Images are captured in slices and a scan is made up of several slices put together, much like a loaf of bread. This lets health care providers look at a very detailed picture of all the structures as if they were picking up slices of a loaf of rye bread and inspecting its marbling. However, in the process of cutting slices, the MRI may miss some tissues because of gaps between the slices.
There are different resolutions, or strengths, of MRIs. We like the highest resolution possible because they have very minimal gaps between slices. It is important to consistently get MRIs on a high-resolution machine, otherwise, we may not know whether lesions are new or if they were just missed because a lower resolution MRI machine was used.

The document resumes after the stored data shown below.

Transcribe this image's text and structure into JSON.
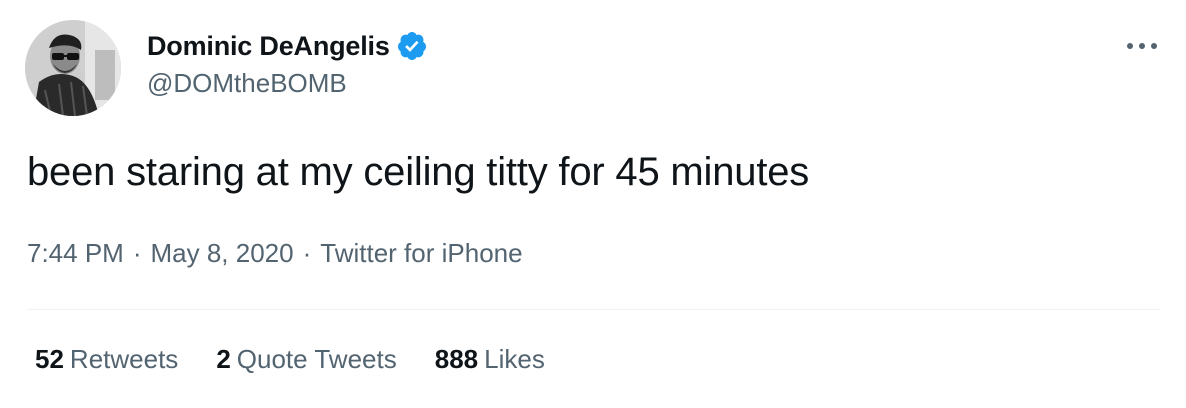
{
  "author": {
    "display_name": "Dominic DeAngelis",
    "handle": "@DOMtheBOMB",
    "verified": true,
    "avatar_icon": "profile-photo"
  },
  "tweet": {
    "text": "been staring at my ceiling titty for 45 minutes",
    "time": "7:44 PM",
    "date": "May 8, 2020",
    "source": "Twitter for iPhone",
    "separator": "·"
  },
  "stats": {
    "retweets_count": "52",
    "retweets_label": "Retweets",
    "quotes_count": "2",
    "quotes_label": "Quote Tweets",
    "likes_count": "888",
    "likes_label": "Likes"
  },
  "colors": {
    "primary_text": "#0f1419",
    "secondary_text": "#536471",
    "verified_blue": "#1d9bf0",
    "divider": "#eff3f4"
  }
}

Comparing past and present MRIs
Being able to compare images from previous years is essential to making decisions about medications, so it can be very frustrating when previous MRIs are not high quality. During the ECTRIMS/ACTRIMS conference in Boston, leading experts were discussing the importance of using the standardized MRI protocol, so that all MS patients have the same type of images no matter where they are being treated. The Consortium of MS Centers has a standardized guideline available on their website.
So, that’s probably more than you ever wanted to know about MRIs, but it’s sort of interesting I think! Any questions?